Между тем книга продавалась все лучше – что бы ни было тому причиной. Однажды мне позвонила Аделе и, как обычно, тепло и чуть насмешливо сказала: «Если так дальше пойдет, ты разбогатеешь и бросишь бедняка Пьетро». Потом она передала трубку мужу: «Гвидо хочет с тобой поговорить». Я разволновалась: мы с профессором Айротой редко общались, и при нем я всегда чувствовала себя неловко. Но отец Пьетро был очень доброжелателен, поздравил меня с успехом, посмеялся над стыдливостью моих злопыхателей, сказал о затянувшемся в Италии Средневековье и похвалил меня за вклад в модернизацию страны – примерно в таких выражениях. О моей повести он умолчал, ему и без того забот хватало. Но мне было приятно, что он захотел меня поддержать, выразить свое уважение.

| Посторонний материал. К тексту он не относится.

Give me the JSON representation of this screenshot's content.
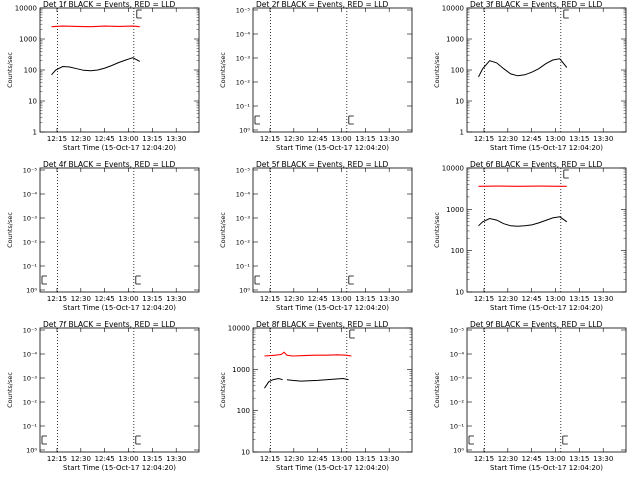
{
  "chart_data": [
    {
      "type": "line",
      "title": "Det 1f BLACK = Events, RED = LLD",
      "xlabel": "Start Time (15-Oct-17 12:04:20)",
      "ylabel": "Counts/sec",
      "x_ticks": [
        "12:15",
        "12:30",
        "12:45",
        "13:00",
        "13:15",
        "13:30"
      ],
      "y_ticks": [
        "1",
        "10",
        "100",
        "1000",
        "10000"
      ],
      "scale": "log",
      "ylim": [
        1,
        10000
      ],
      "xlim_minutes": [
        0,
        100
      ],
      "markers_minutes": [
        11,
        59
      ],
      "series": [
        {
          "color": "#000000",
          "x": [
            0,
            3,
            8,
            13,
            18,
            23,
            28,
            33,
            38,
            43,
            48,
            53,
            58,
            63
          ],
          "y": [
            70,
            100,
            130,
            125,
            110,
            98,
            95,
            100,
            115,
            140,
            175,
            210,
            250,
            190
          ]
        },
        {
          "color": "#ff0000",
          "x": [
            0,
            8,
            18,
            28,
            38,
            48,
            58,
            63
          ],
          "y": [
            2500,
            2600,
            2550,
            2500,
            2600,
            2550,
            2600,
            2500
          ]
        }
      ]
    },
    {
      "type": "line",
      "title": "Det 2f BLACK = Events, RED = LLD",
      "xlabel": "Start Time (15-Oct-17 12:04:20)",
      "ylabel": "Counts/sec",
      "x_ticks": [
        "12:15",
        "12:30",
        "12:45",
        "13:00",
        "13:15",
        "13:30"
      ],
      "y_ticks": [
        "10⁰",
        "10⁻¹",
        "10⁻²",
        "10⁻³",
        "10⁻⁴",
        "10⁻⁵"
      ],
      "scale": "empty",
      "markers_minutes": [
        11,
        59
      ],
      "series": []
    },
    {
      "type": "line",
      "title": "Det 3f BLACK = Events, RED = LLD",
      "xlabel": "Start Time (15-Oct-17 12:04:20)",
      "ylabel": "Counts/sec",
      "x_ticks": [
        "12:15",
        "12:30",
        "12:45",
        "13:00",
        "13:15",
        "13:30"
      ],
      "y_ticks": [
        "1",
        "10",
        "100",
        "1000",
        "10000"
      ],
      "scale": "log",
      "ylim": [
        1,
        10000
      ],
      "xlim_minutes": [
        0,
        100
      ],
      "markers_minutes": [
        11,
        59
      ],
      "series": [
        {
          "color": "#000000",
          "x": [
            0,
            3,
            8,
            13,
            18,
            23,
            28,
            33,
            38,
            43,
            48,
            53,
            58,
            63
          ],
          "y": [
            60,
            110,
            200,
            170,
            110,
            75,
            65,
            70,
            85,
            110,
            160,
            210,
            230,
            120
          ]
        }
      ]
    },
    {
      "type": "line",
      "title": "Det 4f BLACK = Events, RED = LLD",
      "xlabel": "Start Time (15-Oct-17 12:04:20)",
      "ylabel": "Counts/sec",
      "x_ticks": [
        "12:15",
        "12:30",
        "12:45",
        "13:00",
        "13:15",
        "13:30"
      ],
      "y_ticks": [
        "10⁰",
        "10⁻¹",
        "10⁻²",
        "10⁻³",
        "10⁻⁴",
        "10⁻⁵"
      ],
      "scale": "empty",
      "markers_minutes": [
        11,
        59
      ],
      "series": []
    },
    {
      "type": "line",
      "title": "Det 5f BLACK = Events, RED = LLD",
      "xlabel": "Start Time (15-Oct-17 12:04:20)",
      "ylabel": "Counts/sec",
      "x_ticks": [
        "12:15",
        "12:30",
        "12:45",
        "13:00",
        "13:15",
        "13:30"
      ],
      "y_ticks": [
        "10⁰",
        "10⁻¹",
        "10⁻²",
        "10⁻³",
        "10⁻⁴",
        "10⁻⁵"
      ],
      "scale": "empty",
      "markers_minutes": [
        11,
        59
      ],
      "series": []
    },
    {
      "type": "line",
      "title": "Det 6f BLACK = Events, RED = LLD",
      "xlabel": "Start Time (15-Oct-17 12:04:20)",
      "ylabel": "Counts/sec",
      "x_ticks": [
        "12:15",
        "12:30",
        "12:45",
        "13:00",
        "13:15",
        "13:30"
      ],
      "y_ticks": [
        "10",
        "100",
        "1000",
        "10000"
      ],
      "scale": "log",
      "ylim": [
        10,
        10000
      ],
      "xlim_minutes": [
        0,
        100
      ],
      "markers_minutes": [
        11,
        59
      ],
      "series": [
        {
          "color": "#000000",
          "x": [
            0,
            3,
            8,
            13,
            18,
            23,
            28,
            33,
            38,
            43,
            48,
            53,
            58,
            63
          ],
          "y": [
            400,
            500,
            600,
            550,
            450,
            400,
            390,
            400,
            420,
            470,
            540,
            620,
            660,
            500
          ]
        },
        {
          "color": "#ff0000",
          "x": [
            0,
            13,
            28,
            43,
            58,
            63
          ],
          "y": [
            3600,
            3650,
            3600,
            3650,
            3600,
            3600
          ]
        }
      ]
    },
    {
      "type": "line",
      "title": "Det 7f BLACK = Events, RED = LLD",
      "xlabel": "Start Time (15-Oct-17 12:04:20)",
      "ylabel": "Counts/sec",
      "x_ticks": [
        "12:15",
        "12:30",
        "12:45",
        "13:00",
        "13:15",
        "13:30"
      ],
      "y_ticks": [
        "10⁰",
        "10⁻¹",
        "10⁻²",
        "10⁻³",
        "10⁻⁴",
        "10⁻⁵"
      ],
      "scale": "empty",
      "markers_minutes": [
        11,
        59
      ],
      "series": []
    },
    {
      "type": "line",
      "title": "Det 8f BLACK = Events, RED = LLD",
      "xlabel": "Start Time (15-Oct-17 12:04:20)",
      "ylabel": "Counts/sec",
      "x_ticks": [
        "12:15",
        "12:30",
        "12:45",
        "13:00",
        "13:15",
        "13:30"
      ],
      "y_ticks": [
        "10",
        "100",
        "1000",
        "10000"
      ],
      "scale": "log",
      "ylim": [
        10,
        10000
      ],
      "xlim_minutes": [
        0,
        100
      ],
      "markers_minutes": [
        11,
        59
      ],
      "series": [
        {
          "color": "#000000",
          "x": [
            0,
            3,
            6,
            10,
            13
          ],
          "y": [
            350,
            500,
            560,
            600,
            560
          ]
        },
        {
          "color": "#000000",
          "x": [
            16,
            20,
            26,
            32,
            38,
            44,
            50,
            56,
            60
          ],
          "y": [
            560,
            540,
            520,
            530,
            540,
            560,
            580,
            600,
            560
          ]
        },
        {
          "color": "#ff0000",
          "x": [
            0,
            8,
            12,
            14,
            16,
            20,
            28,
            36,
            44,
            52,
            58,
            62
          ],
          "y": [
            2100,
            2200,
            2300,
            2600,
            2200,
            2100,
            2150,
            2200,
            2200,
            2250,
            2200,
            2100
          ]
        }
      ]
    },
    {
      "type": "line",
      "title": "Det 9f BLACK = Events, RED = LLD",
      "xlabel": "Start Time (15-Oct-17 12:04:20)",
      "ylabel": "Counts/sec",
      "x_ticks": [
        "12:15",
        "12:30",
        "12:45",
        "13:00",
        "13:15",
        "13:30"
      ],
      "y_ticks": [
        "10⁰",
        "10⁻¹",
        "10⁻²",
        "10⁻³",
        "10⁻⁴",
        "10⁻⁵"
      ],
      "scale": "empty",
      "markers_minutes": [
        11,
        59
      ],
      "series": []
    }
  ]
}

Мариароза тоже отнеслась ко мне тепло и очень меня хвалила. Вначале она заговорила о самой книге, но вскоре сменила тему и пригласила меня в университет, принять участие в том, что она называла неудержимым течением событий. «Приезжай прямо завтра! – настаивала она. – Ты видела, что происходит во Франции?!» Я знала, что происходит, целыми днями просиживала у старого радиоприемника голубого цвета: мать держала его на кухне, поэтому приемник был весь в жирных пятнах. «Да, просто потрясающе! – сказала я. – Нантер, баррикады в Латинском квартале…» Но она явно знала больше и увлекалась этим сильнее меня. Они с друзьями планировали отправиться в Париж, и она предложила мне поехать вместе с ними на автомобиле. Это было так заманчиво, что я сказала: «Хорошо, я подумаю». Сесть в машину в Милане, проехать по Франции, оказаться в Париже, в центре восстания и зверств полиции, окунуться с головой в раскаленную магму тех месяцев, продолжить путешествие, начатое несколько лет назад с Франко. И как было бы здорово поехать именно с Мариарозой – среди всех моих знакомых не было второй такой девушки – настолько модной, без предрассудков, разбирающейся в мировой политике почти на равных с мужчинами. Я восхищалась ею: разве другая смогла бы так все бросить и уехать? Кумиры того времени – Руди Дучке[2], Даниэль Кон-Бендит[3] – бесстрашно противостояли насилию со стороны реакционных сил, как в фильмах о войне, где героические роли, как всегда, доставались мужчинам. Равняться на них девчонкам было трудно – они могли лишь любить их, внимать их идеям и переживать за них. Мне пришло в голову, что среди друзей Мариарозы, собирающихся во Францию, мог оказаться и Нино – они ведь были знакомы. Подумать только: увидеть его, погрузиться с головой в это приключение, вместе с ним подвергать себя опасностям… На улице давно стемнело, на кухне было тихо, родители спали, братья все еще гуляли на улице, Элиза мылась, закрывшись в ванной. Уеду отсюда, завтра же утром уеду!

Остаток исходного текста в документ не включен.